God answered my prayer
The doctor looked serious. ‘Jeff, I must warn you that the surgery that you need calls for a two week recovery period which will be extremely painful’. I nodded, and signed the consent form. ‘Any allergies?, he asked, a question usually put to me in restaurants. Only to pain, I thought.
As the cloudy day of the surgery dawned, I told God that I wanted to use my enforced surgical slowdown as a spiritual retreat. This was no casual request. The last five years have been brutal, and now my faith was not dead, but dormant, hibernating beneath the arctic frost of a seemingly never ending winter, bruised and huddled up with barely a pulse. I still believed what I believe, but faith had turned into frozen theory. And so I mumbled a prayer that I was desperate to see Jesus move, act, speak, nudge - anything, really, that might show that He was alive on that grey Wednesday rather than just on that Easter Sunday morning two millennia earlier.
The promised two weeks of excruciating agony stretched into a full month. Here I fear that some will tag me as a pathetic male: hearing of my discomfort, some of our female friends game me that facial expression that says, ‘But you haven’t given birth, now have you?’ Indeed I have not given birth, but my screaming was probably heard in Jupiter.

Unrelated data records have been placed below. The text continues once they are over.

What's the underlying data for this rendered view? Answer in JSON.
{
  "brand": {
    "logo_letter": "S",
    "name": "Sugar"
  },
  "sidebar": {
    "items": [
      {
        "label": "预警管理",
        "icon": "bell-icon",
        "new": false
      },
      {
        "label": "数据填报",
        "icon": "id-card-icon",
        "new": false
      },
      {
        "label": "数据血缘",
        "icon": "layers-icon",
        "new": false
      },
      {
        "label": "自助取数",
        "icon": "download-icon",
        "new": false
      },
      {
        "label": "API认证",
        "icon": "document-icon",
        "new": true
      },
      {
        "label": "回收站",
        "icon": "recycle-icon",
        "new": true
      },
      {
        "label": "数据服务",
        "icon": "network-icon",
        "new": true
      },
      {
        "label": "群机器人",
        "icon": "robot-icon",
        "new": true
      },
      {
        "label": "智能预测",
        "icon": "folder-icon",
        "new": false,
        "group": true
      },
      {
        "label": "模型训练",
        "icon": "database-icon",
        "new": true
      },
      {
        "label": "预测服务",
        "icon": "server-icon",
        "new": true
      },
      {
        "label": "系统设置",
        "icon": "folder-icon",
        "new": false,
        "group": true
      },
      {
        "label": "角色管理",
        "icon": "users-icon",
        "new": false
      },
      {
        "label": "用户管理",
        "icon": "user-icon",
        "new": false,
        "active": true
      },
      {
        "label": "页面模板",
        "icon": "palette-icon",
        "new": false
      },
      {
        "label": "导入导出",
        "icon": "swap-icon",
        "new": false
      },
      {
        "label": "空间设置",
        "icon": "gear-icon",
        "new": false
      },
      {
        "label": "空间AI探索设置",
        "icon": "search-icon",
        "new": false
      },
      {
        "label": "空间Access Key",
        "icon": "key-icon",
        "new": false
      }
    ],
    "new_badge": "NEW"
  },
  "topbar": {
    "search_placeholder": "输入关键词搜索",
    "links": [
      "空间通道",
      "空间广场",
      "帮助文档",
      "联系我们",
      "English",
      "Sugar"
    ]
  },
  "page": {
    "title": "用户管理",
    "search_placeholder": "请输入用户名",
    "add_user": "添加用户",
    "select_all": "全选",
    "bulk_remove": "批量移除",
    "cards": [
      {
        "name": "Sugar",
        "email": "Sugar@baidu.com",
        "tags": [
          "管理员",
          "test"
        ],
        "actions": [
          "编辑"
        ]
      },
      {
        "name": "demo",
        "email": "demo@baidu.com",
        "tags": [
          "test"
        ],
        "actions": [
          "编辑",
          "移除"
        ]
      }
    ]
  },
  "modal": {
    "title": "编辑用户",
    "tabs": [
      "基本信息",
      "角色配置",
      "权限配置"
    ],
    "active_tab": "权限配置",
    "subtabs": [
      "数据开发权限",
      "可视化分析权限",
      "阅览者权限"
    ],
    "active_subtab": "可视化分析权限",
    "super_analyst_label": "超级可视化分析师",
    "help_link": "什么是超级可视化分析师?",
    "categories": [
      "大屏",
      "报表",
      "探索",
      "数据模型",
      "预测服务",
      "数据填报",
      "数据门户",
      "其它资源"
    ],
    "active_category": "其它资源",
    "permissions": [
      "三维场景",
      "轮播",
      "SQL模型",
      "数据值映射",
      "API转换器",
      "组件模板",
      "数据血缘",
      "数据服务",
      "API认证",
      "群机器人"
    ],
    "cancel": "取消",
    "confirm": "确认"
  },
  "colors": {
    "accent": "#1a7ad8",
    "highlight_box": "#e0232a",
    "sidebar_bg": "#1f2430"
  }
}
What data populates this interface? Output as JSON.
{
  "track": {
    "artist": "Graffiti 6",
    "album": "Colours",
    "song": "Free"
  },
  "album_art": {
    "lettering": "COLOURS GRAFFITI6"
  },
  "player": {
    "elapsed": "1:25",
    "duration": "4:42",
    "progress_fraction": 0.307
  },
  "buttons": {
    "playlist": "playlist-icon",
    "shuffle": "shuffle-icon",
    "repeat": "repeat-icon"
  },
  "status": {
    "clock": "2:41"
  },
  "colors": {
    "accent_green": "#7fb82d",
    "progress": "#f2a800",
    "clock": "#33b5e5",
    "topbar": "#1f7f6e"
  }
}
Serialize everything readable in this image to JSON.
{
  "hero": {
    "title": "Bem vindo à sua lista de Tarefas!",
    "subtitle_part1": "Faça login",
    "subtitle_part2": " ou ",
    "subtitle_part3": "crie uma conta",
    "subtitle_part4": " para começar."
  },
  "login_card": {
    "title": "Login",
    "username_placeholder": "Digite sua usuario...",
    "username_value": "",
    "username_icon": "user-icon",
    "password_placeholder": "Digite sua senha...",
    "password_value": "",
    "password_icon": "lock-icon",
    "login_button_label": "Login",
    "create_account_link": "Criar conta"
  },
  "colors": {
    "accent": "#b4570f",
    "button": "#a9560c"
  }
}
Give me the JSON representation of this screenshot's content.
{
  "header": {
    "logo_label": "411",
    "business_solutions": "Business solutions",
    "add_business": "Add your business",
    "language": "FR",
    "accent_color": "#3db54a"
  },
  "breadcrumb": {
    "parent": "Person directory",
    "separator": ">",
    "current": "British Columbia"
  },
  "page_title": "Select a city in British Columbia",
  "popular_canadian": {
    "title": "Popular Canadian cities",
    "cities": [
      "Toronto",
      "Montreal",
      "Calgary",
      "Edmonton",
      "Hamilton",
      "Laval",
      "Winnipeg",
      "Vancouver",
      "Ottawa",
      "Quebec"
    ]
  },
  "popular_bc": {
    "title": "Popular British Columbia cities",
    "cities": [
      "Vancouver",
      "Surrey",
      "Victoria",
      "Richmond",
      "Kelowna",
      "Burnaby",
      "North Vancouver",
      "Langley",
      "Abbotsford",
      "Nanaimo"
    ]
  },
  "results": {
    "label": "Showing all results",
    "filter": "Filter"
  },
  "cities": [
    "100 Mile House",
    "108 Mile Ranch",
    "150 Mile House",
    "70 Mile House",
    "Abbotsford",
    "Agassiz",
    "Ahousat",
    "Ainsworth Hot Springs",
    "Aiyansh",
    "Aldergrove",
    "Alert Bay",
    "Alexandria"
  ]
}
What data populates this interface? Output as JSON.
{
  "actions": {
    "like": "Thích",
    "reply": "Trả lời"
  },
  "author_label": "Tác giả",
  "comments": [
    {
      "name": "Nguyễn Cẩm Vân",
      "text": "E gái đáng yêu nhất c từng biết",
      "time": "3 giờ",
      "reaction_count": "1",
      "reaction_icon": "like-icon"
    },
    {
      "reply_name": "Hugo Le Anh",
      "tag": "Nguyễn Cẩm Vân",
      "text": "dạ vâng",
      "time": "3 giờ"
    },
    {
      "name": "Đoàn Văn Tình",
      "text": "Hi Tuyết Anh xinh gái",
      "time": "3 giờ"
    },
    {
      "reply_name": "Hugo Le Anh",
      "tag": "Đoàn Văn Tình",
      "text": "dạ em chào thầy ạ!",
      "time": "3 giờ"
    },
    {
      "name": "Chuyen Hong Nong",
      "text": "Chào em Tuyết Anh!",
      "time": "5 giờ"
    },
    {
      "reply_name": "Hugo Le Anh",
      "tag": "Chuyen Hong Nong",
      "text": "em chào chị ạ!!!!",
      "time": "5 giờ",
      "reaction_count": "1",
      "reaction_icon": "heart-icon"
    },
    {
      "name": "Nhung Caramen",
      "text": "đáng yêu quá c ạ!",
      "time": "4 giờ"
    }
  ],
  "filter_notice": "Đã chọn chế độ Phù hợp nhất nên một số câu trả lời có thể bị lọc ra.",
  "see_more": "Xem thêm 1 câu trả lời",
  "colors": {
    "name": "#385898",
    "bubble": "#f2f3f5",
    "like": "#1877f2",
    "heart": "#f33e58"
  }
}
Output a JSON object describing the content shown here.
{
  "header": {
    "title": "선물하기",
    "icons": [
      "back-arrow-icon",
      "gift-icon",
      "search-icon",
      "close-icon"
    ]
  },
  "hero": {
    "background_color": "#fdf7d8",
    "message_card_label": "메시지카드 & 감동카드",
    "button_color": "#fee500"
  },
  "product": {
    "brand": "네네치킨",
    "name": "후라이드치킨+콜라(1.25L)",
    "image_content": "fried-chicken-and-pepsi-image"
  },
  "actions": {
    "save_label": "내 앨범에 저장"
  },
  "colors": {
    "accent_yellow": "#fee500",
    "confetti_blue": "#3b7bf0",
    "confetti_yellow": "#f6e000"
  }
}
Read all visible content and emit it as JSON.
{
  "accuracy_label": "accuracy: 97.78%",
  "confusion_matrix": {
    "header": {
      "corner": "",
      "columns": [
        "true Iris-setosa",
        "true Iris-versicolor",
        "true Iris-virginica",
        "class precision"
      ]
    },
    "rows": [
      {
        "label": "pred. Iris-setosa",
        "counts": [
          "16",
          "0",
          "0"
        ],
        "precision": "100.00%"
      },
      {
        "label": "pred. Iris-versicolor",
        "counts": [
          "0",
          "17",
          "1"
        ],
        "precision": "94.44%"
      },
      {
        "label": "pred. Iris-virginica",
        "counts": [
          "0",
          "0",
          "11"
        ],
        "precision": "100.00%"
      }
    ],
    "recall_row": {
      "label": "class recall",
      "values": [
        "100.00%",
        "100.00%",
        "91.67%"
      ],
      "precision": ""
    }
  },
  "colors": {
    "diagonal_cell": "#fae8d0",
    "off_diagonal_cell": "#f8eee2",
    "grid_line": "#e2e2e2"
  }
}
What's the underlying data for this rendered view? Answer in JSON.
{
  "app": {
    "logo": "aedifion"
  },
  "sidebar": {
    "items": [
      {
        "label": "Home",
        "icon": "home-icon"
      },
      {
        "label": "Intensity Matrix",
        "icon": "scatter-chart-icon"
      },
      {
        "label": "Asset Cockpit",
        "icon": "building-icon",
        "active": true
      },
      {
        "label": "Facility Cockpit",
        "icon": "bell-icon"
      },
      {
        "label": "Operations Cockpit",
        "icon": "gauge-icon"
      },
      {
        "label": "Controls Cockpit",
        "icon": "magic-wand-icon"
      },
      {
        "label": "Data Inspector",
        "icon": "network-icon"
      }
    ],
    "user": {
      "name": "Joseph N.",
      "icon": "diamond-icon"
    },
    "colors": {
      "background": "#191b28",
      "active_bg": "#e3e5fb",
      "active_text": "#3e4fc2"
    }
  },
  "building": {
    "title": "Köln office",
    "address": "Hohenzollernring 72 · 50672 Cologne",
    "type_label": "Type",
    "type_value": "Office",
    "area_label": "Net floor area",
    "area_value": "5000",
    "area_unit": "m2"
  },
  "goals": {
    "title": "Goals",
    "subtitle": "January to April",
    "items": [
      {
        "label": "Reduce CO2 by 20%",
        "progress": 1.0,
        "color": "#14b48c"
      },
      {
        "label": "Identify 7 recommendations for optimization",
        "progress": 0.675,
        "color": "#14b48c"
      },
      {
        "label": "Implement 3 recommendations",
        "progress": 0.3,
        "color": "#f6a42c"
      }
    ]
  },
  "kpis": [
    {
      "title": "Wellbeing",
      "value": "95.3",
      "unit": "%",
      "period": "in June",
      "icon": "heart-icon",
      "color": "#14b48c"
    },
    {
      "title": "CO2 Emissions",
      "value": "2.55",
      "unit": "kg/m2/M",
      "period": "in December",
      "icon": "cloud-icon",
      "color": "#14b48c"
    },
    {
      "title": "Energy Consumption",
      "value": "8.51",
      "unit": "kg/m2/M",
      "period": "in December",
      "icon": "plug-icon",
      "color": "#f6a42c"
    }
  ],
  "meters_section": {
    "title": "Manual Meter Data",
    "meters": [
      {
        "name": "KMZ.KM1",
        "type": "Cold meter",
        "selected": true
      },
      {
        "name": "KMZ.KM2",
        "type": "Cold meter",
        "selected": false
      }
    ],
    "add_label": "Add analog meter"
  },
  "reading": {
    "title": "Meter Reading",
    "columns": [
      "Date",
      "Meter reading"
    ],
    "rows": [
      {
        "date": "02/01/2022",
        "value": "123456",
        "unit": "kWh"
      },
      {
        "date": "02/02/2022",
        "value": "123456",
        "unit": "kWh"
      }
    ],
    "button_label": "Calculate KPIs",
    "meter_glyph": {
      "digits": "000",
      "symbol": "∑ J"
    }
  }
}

Yet in the midst of it all, there was a moment when I sensed God speaking. My doctor told me that taking four warm salt baths daily would be helpful for healing. That month I bathed around a hundred times, making me extremely clean, if rather wrinkly.
It happened during what was likely my thirty fifth soaking.
Parked in the tub, I felt I heard God whisper.
‘I have something to say to you about warm bath water’.
What? This was bizarre. Not exactly an epic announcement. So I just sat there for a couple of minutes, waiting. Perhaps the Lord might part the waters of my bath, like Evan Almighty’s soup. Wondering if the thought that I’d heard God was in reality caused by pain medication, I exited the bath, dried off, and picked up a random book that had been left nearby. I flicked it open, and five minutes after hearing that whisper, my eyes immediately fell upon these words from Brennan Manning: ‘The most important thing that ever happens in prayer is letting ourselves be loved by God. It's like slipping into a tub of hot water and letting God's love wash over us and fold us…. the awareness of being loved brings a touch of lightness and a tint of brightness, and sometimes, for no apparent reason, a smile plays at the corner of your mouth’. The thaw had begun, a beautiful, tender springtime.
There are some Bible truths that can be difficult to believe, like the thought of the Alpha and the Omega becoming a speck in a virgins’ womb. Raising stinky Lazarus. Making the sun stand still for a while. But then, God is God, so why not?
But I’m convinced that the very hardest truth for us to wrap our faith around is this: that God loves….us. He loves the world, sure. And of course He likes and loves that keen chap who, Sunday by Sunday, raises his hands in worship during the announcements. But He loves…me? I know me all too well. And you know you. Can God really utterly know us, no nasty nook and cranny hid from Him, and still love us so?
Wonderfully, He does. And so I share my single New Year resolution for 2026, one that I commend for you. It is that we will each rest in, revel in, respond to, and pass around the love of God. Or as Paul, murderer turned apostle, staggered by that love, put it: ‘May you, being rooted and established in love, have power…to grasp how wide and long and high and deep is the love of Christ, and to know this love that surpasses knowledge’ (Eph 3:17–19).
This much is certain, so let’s agree. Yes, Jesus loves us. The bible tells us so.